O papel dos fósseis na teoria da progressão dos animais de Lamarck
Lilian Al-Chueyr Pereira Martins
- Autor
- Lilian Al-Chueyr Pereira Martins
- Revista
- Revista Helius
- Edição
- 3 / 2
- Ano
- 2021
- Páginas
- 563-598
- Idioma
- pt
Sabe-se que a teoria “evolutiva” de Lamarck proposta entre 1800 e 1820 teve um baixo impacto e uma mínima aceitação em sua época. Ela foi considerada especulativa e Lamarck tem sido criticado por não ter oferecido uma fundamentação empírica para vários aspectos de sua teoria. Uma das críticas feitas às teorias evolutivas na época era a ausência de formas intermediárias entre espécies fósseis e atuais. O objetivo do presente artigo é averiguar de que modo os fósseis foram utilizados para fundamentar as mudanças geológicas, a gradação dos animais ou mesmo a transformação das espécies na teoria de Lamarck. Além disso, se as críticas mencionadas acima se aplicam à sua proposta. Esta pesquisa levou à conclusão de que os estudos de Lamarck sobre os fósseis contribuíram para o seu conhecimento na época. Do ponto de vista empírico, eles forneceram fundamentação para alguns aspectos de sua teoria como as mudanças na crosta terrestre. Por outro lado, a semelhança entre formas fósseis e viventes sugeriu que as espécies poderiam ter se modificado e não se extinguido.
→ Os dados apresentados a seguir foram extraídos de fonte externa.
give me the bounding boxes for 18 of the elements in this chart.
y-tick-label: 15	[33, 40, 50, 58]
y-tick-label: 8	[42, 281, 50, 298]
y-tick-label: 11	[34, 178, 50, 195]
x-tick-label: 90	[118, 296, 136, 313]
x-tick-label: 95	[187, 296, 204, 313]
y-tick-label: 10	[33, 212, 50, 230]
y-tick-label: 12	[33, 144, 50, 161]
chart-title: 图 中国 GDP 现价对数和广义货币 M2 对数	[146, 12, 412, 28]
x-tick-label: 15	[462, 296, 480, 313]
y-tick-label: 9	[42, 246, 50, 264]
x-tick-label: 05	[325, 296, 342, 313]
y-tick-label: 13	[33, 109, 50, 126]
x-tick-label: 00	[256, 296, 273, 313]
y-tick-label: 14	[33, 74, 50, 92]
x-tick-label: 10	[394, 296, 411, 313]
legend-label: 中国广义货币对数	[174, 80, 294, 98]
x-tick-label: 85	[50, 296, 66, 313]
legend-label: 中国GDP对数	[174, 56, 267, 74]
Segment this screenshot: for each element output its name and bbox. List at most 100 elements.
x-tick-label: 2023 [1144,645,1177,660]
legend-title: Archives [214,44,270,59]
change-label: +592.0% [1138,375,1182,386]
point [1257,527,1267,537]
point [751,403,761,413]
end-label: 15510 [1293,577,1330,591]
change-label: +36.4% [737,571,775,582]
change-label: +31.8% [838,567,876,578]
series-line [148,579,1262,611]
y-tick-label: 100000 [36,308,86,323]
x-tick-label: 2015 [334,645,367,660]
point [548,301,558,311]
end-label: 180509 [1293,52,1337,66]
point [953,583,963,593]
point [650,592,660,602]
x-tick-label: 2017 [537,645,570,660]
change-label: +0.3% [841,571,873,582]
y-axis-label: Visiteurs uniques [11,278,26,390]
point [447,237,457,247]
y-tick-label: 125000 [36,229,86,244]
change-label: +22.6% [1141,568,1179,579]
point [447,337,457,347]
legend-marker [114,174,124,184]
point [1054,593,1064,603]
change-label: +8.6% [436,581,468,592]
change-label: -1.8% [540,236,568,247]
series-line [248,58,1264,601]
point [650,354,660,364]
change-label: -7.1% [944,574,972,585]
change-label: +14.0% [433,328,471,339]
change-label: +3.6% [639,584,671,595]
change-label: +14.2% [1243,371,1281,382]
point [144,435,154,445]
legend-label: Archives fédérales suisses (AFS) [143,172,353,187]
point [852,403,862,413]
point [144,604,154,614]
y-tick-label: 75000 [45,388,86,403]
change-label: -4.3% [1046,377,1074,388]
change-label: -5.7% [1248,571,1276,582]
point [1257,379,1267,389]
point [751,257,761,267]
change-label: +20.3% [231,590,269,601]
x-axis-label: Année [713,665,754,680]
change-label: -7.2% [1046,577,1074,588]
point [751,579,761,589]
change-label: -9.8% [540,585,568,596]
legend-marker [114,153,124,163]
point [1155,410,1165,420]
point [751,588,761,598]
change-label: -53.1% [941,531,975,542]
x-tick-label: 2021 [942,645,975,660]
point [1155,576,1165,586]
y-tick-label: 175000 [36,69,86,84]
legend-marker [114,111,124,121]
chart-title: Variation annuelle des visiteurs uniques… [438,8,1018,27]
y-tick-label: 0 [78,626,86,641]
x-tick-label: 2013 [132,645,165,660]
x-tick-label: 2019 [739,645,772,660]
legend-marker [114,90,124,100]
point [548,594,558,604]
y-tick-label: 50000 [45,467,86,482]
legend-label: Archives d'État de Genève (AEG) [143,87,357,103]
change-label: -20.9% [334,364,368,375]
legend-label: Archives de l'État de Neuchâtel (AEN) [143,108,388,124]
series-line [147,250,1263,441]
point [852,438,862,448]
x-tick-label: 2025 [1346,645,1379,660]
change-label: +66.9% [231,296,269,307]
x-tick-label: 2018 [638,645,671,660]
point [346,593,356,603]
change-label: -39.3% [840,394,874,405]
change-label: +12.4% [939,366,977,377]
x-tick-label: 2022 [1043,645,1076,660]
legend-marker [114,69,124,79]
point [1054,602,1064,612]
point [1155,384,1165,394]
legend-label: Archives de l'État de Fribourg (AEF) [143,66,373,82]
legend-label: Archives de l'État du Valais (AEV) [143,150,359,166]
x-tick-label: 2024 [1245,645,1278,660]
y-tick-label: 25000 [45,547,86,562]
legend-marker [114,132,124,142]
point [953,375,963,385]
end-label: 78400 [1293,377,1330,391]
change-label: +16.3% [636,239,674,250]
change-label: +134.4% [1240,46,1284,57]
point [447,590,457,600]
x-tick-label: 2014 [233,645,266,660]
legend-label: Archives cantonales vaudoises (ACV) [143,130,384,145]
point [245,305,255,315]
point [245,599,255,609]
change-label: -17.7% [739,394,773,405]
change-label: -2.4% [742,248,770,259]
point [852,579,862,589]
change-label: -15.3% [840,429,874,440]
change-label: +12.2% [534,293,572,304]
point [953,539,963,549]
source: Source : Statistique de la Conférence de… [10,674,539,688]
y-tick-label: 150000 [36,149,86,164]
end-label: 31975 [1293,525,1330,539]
Porém, nas obras em que apresentou sua teoria evolutiva relacionada aos animais, Lamarck praticamente não retomou essas evidências e nem as explorou detalhadamente. Ou seja, não utilizou fatos que lhe eram acessíveis, na época, e que teriam sido de grande importância para a fundamentação de sua teoria. Nesse sentido, algumas das críticas recebidas eram cabíveis.